Shortly after, she took delivery of 40 pews, found a warehouse in Rossville, Tennessee, and opened up a showroom in 700 square feet on Poplar Avenue in East Memphis. That was in January 2013, and the concept was new in town.
"I think Memphis is ready for it, and I love working with all the local, creative people who are having all these exciting ideas," she says. "We're all really lucky to be here right now."
Demand was overwhelming from the start, and Hickman, a transplant from Sacramento, California, fell in love with the Broad Avenue Arts District
. The idea of moving into the area stuck with her in much the same way that blue couch did. The search lasted about six months before she finally found the old Laukhuff Stained Glass factory on the corner of Summer Avenue and Bingham Street. Though not on Broad proper, the avenue of the hour can be glimpsed from her showroom, and the building backs up to the Water Tower Pavilion.
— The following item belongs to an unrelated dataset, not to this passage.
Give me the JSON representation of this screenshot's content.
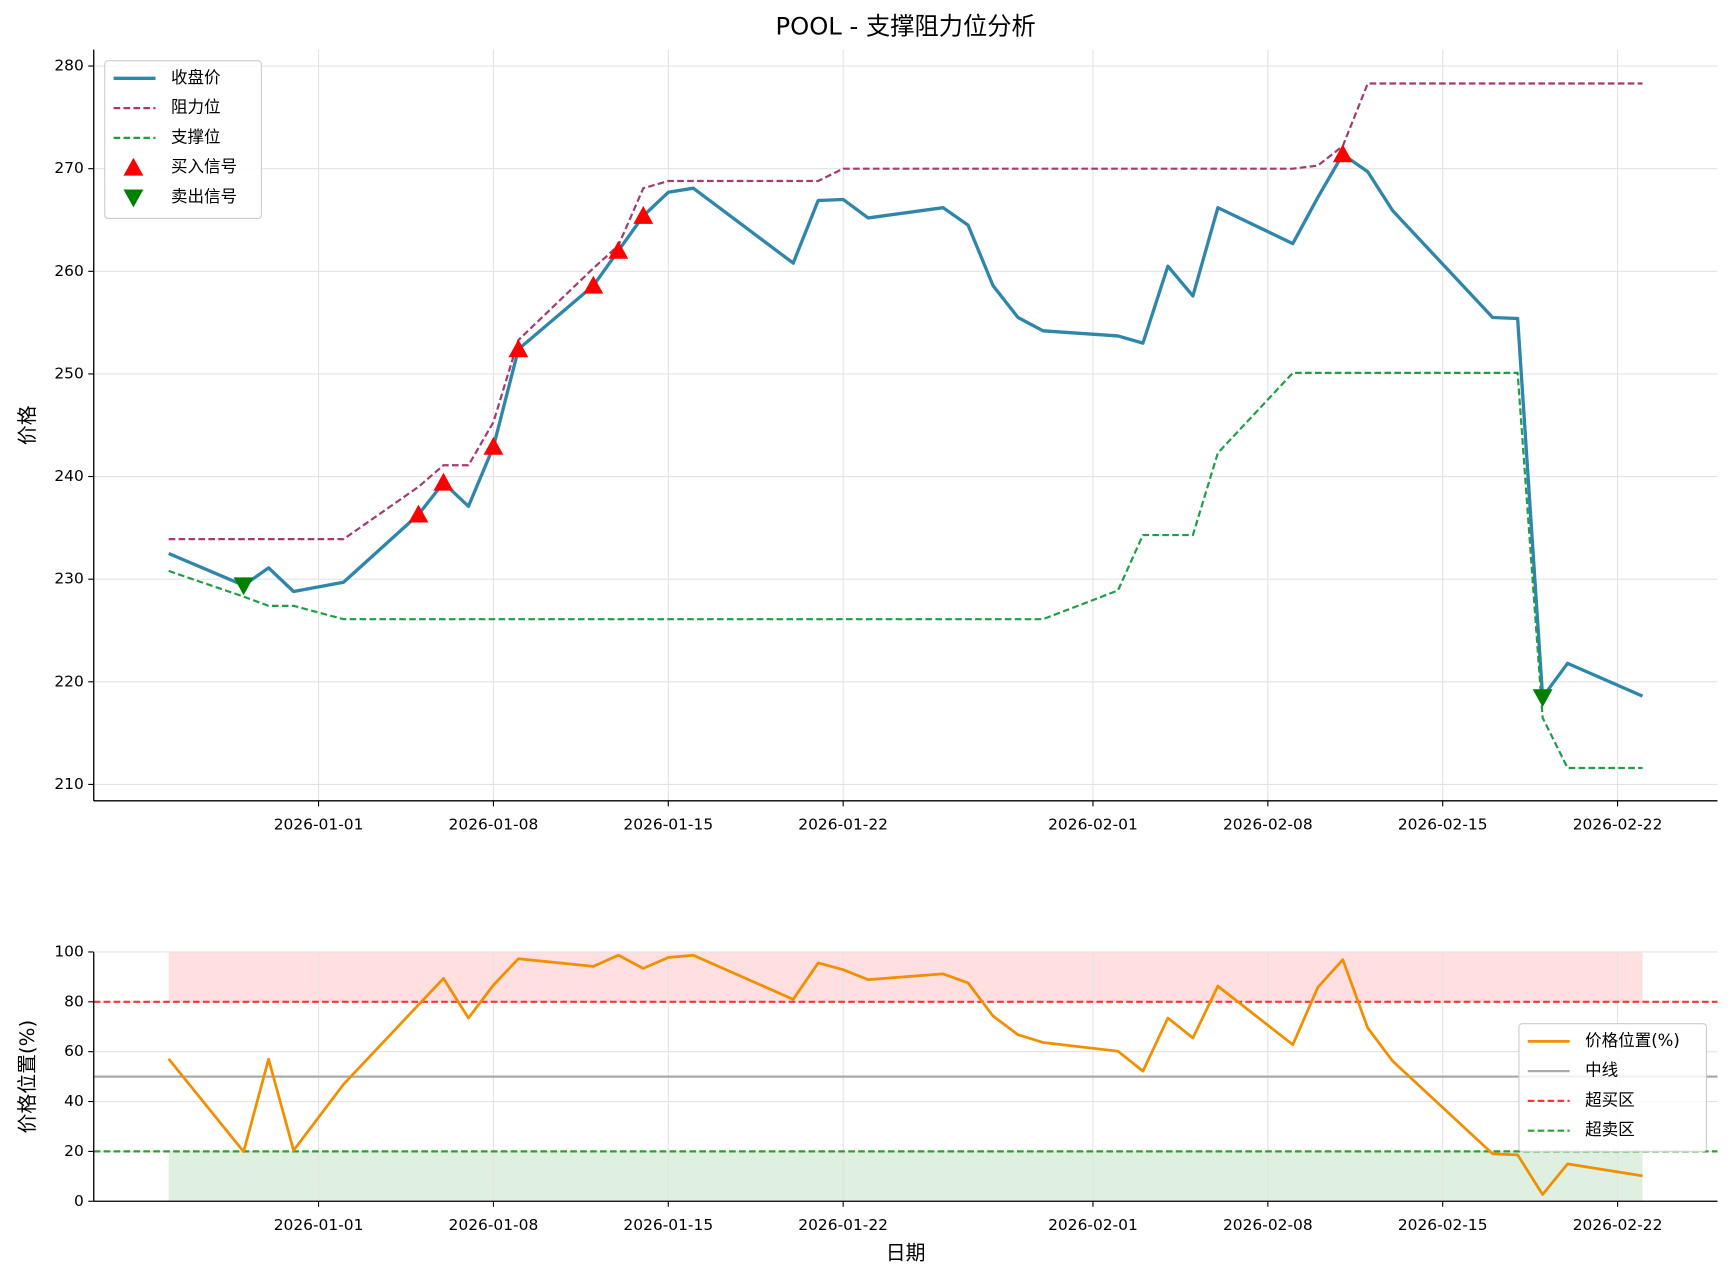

It's a home one could get comfortable in, as comfortable as a broken-in easy chair.
"We'll have things stored efficiently for moving and doing things, but also I want it to be like the coolest antique store you've ever been in crossed with a really cool theatre production; so, a feast-for-the-eyes antique store."
Hickman plans to open in August and has a vision beyond the main thrust of business, including setting up a photography studio for use by area photographers and for on-site events.